Infosys chief information security officer Vishal Salvi believes that there are several core pillars that make up a strong cybersecurity posture: policy, implementation, and execution with the right architecture, and security culture that ties it all together.
As Infosys CISO, Salvi's job is to oversee all of these core security pillars across Infosys, as well as and the company's customer base, and the company has invested heavily into cybersecurity to make this a reality.
We chatted to him about the company's approach to cybersecurity, and how its Cyber Defence Centres support everything from day-to-day customer security to powering the latest threat intelligence.
“As we know, security is as good as the weakest link, so we want to make sure that every aspect of security controls are not ignored. We are constantly implementing these controls and we have a strong team that is empowered to drive the security agenda across different stakeholders, whether those stakeholders are business functions, finance, leaders, or end-users.
Salvi says that the company has a strategy in which it operates up to a year ahead of the market and its peers, thanks in part to its R-D and innovation investment. In a security context, this means Infosys is continuously trying to understand adversaries, their strategies, and their techniques. Infosys then creates its own strategies to counter adversaries' attempts.
“We have a clear zero tolerance towards poor security hygiene. It's important to get the fundamentals right, like acquiring new technologies, maintaining good visibility of assets, blacklisting unauthorised software and rogue applications, and refreshing architecture so there's no end-of-life infrastructure.
The company's Cyber Defence Centres (CDCs) are a key part of the Infosys security offering. These centres are located in India, Europe and the United States to provide an in-house cyber defence to prevent, detect, assess and respond to cybersecurity threats and breaches.
“The Cyber Defence Centres provide a platform that is able to do everything required, such as protecting customers, threat and anomaly detection, and basically identifying the proverbial needle in the haystack. We also leverage findings to identify more patterns, which can, in turn, identify further threats," explains Salvi.
Infosys also leverages technologies such as security orchestration and automation response (SOAR) to automate many different solutions to address the almost infinite threat landscape that filters through the enormous amount of data and transactions that happen every second of the Infosys network.
“While that helps to identify and correlate, anomaly-based detection can look at patterns and flag anything happening out of turn. Indicators of attack (IoA) and indicators of compromise (IoC), CVE vulnerabilities, have been standardised worldwide and are fed into our cyber threat intelligence platform. This platform and the team that monitors it are sensing threats and protecting client systems.
“Customers also understand what their risk posture is based on what their business models are and we collaborate to resolve their security challenges. These are essentially the broad capabilities of our Cyber Defence Centres.
Salvi says there are 500 people working across the Infosys Cyber Defence Centres worldwide - and it's people who make up the most important security asset in any business.
“Organisations much ensure that every person knows what they need to do - that can be a challenge when people come from different backgrounds. They must all be aligned to a cause and understand security. People need to know how to understand the larger purpose of what they're trying to do, why they're protecting their organisation.

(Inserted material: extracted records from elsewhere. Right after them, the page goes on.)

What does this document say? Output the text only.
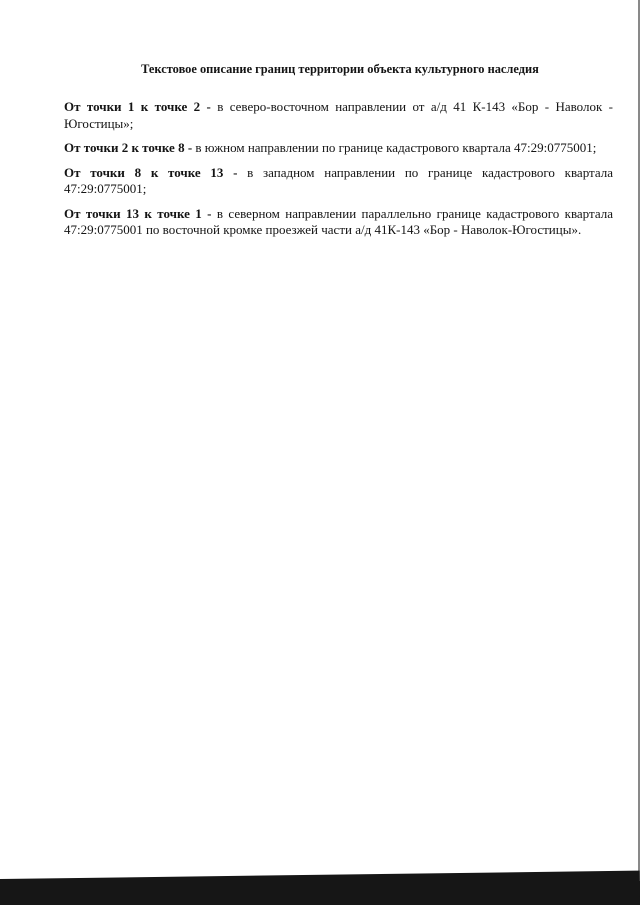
Текстовое описание границ территории объекта культурного наследия

От точки 1 к точке 2 - в северо-восточном направлении от а/д 41 К-143 «Бор - Наволок - Югостицы»;

От точки 2 к точке 8 - в южном направлении по границе кадастрового квартала 47:29:0775001;

От точки 8 к точке 13 - в западном направлении по границе кадастрового квартала 47:29:0775001;

От точки 13 к точке 1 - в северном направлении параллельно границе кадастрового квартала 47:29:0775001 по восточной кромке проезжей части а/д 41К-143 «Бор - Наволок-Югостицы».
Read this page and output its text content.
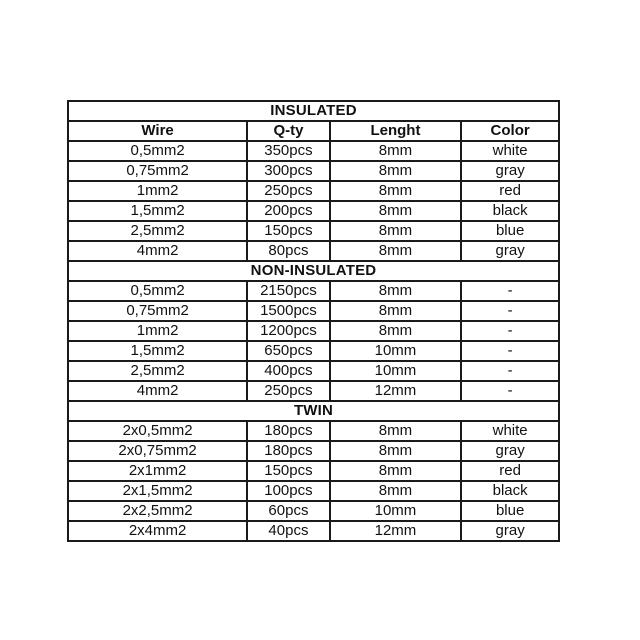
INSULATED			
Wire	Q-ty	Lenght	Color
0,5mm2	350pcs	8mm	white
0,75mm2	300pcs	8mm	gray
1mm2	250pcs	8mm	red
1,5mm2	200pcs	8mm	black
2,5mm2	150pcs	8mm	blue
4mm2	80pcs	8mm	gray
NON-INSULATED			
0,5mm2	2150pcs	8mm	-
0,75mm2	1500pcs	8mm	-
1mm2	1200pcs	8mm	-
1,5mm2	650pcs	10mm	-
2,5mm2	400pcs	10mm	-
4mm2	250pcs	12mm	-
TWIN			
2x0,5mm2	180pcs	8mm	white
2x0,75mm2	180pcs	8mm	gray
2x1mm2	150pcs	8mm	red
2x1,5mm2	100pcs	8mm	black
2x2,5mm2	60pcs	10mm	blue
2x4mm2	40pcs	12mm	gray
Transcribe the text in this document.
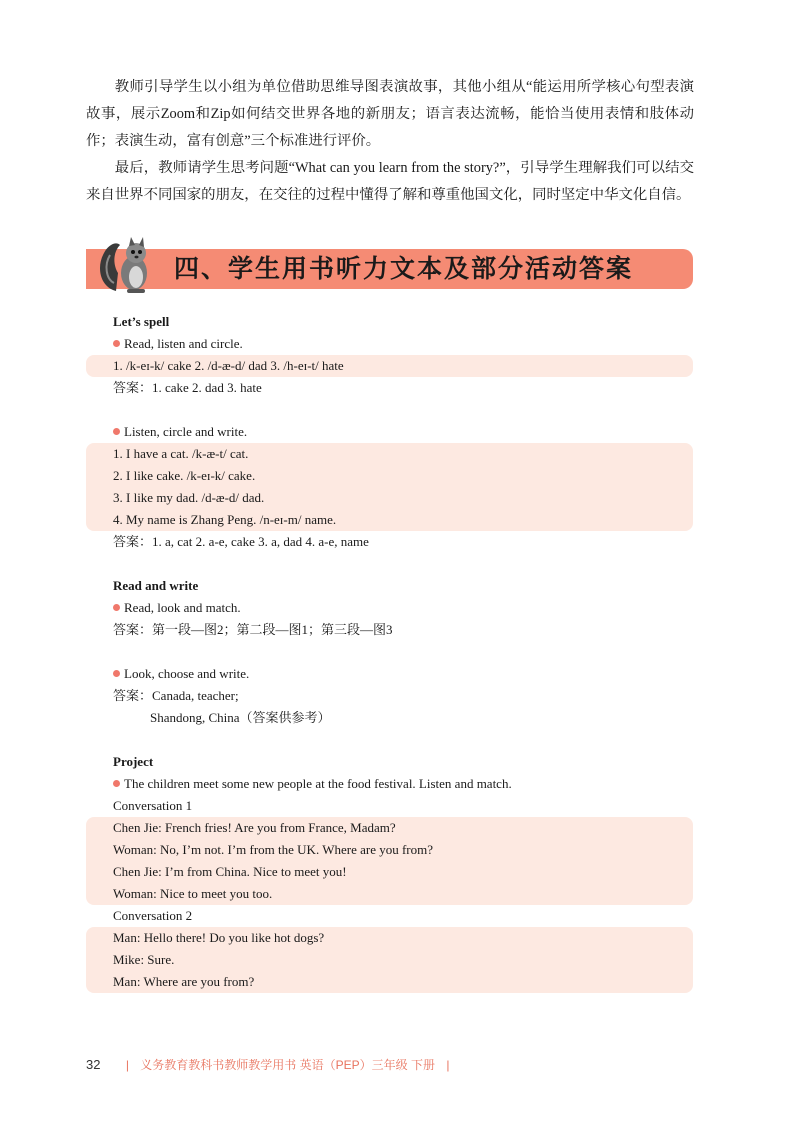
教师引导学生以小组为单位借助思维导图表演故事，其他小组从“能运用所学核心句型表演故事，展示Zoom和Zip如何结交世界各地的新朋友；语言表达流畅，能恰当使用表情和肢体动作；表演生动，富有创意”三个标准进行评价。

最后，教师请学生思考问题“What can you learn from the story?”，引导学生理解我们可以结交来自世界不同国家的朋友，在交往的过程中懂得了解和尊重他国文化，同时坚定中华文化自信。

四、学生用书听力文本及部分活动答案
Let’s spell
Read, listen and circle.
1. /k-eɪ-k/ cake 2. /d-æ-d/ dad 3. /h-eɪ-t/ hate
答案：1. cake 2. dad 3. hate
Listen, circle and write.
1. I have a cat. /k-æ-t/ cat.
2. I like cake. /k-eɪ-k/ cake.
3. I like my dad. /d-æ-d/ dad.
4. My name is Zhang Peng. /n-eɪ-m/ name.
答案：1. a, cat 2. a-e, cake 3. a, dad 4. a-e, name
Read and write
Read, look and match.
答案：第一段—图2；第二段—图1；第三段—图3
Look, choose and write.
答案：Canada, teacher;
Shandong, China（答案供参考）
Project
The children meet some new people at the food festival. Listen and match.
Conversation 1
Chen Jie: French fries! Are you from France, Madam?
Woman: No, I’m not. I’m from the UK. Where are you from?
Chen Jie: I’m from China. Nice to meet you!
Woman: Nice to meet you too.
Conversation 2
Man: Hello there! Do you like hot dogs?
Mike: Sure.
Man: Where are you from?
32 | 义务教育教科书教师教学用书 英语（PEP）三年级 下册 |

Another challenge is enabling organisations to get full visibility into their security postures. If they don't have visibility of their IT infrastructure, it can be difficult for them to protect it. Salvi stresses that it's important to have a comprehensive collection of log files.
“Organisations are moving to the cloud because it is faster, cheaper, more reliable, and I think organisations will also look to global cyber defence centres for similar reasons.
At Infosys, the company engages with every customer to understand the full context of the business and co-create a solution that works for them. Salvi says that Infosys does the hard work, but customers are the guides that ensure Infosys is delivering the right protection.
“A cybersecurity problem is everyone's problem. It can be hard for organisations to solve these problems on their own, especially if cyber and technology are not core parts of their business models. Companies like Infosys build fully-fledged solutions that deliver security and value for organisations.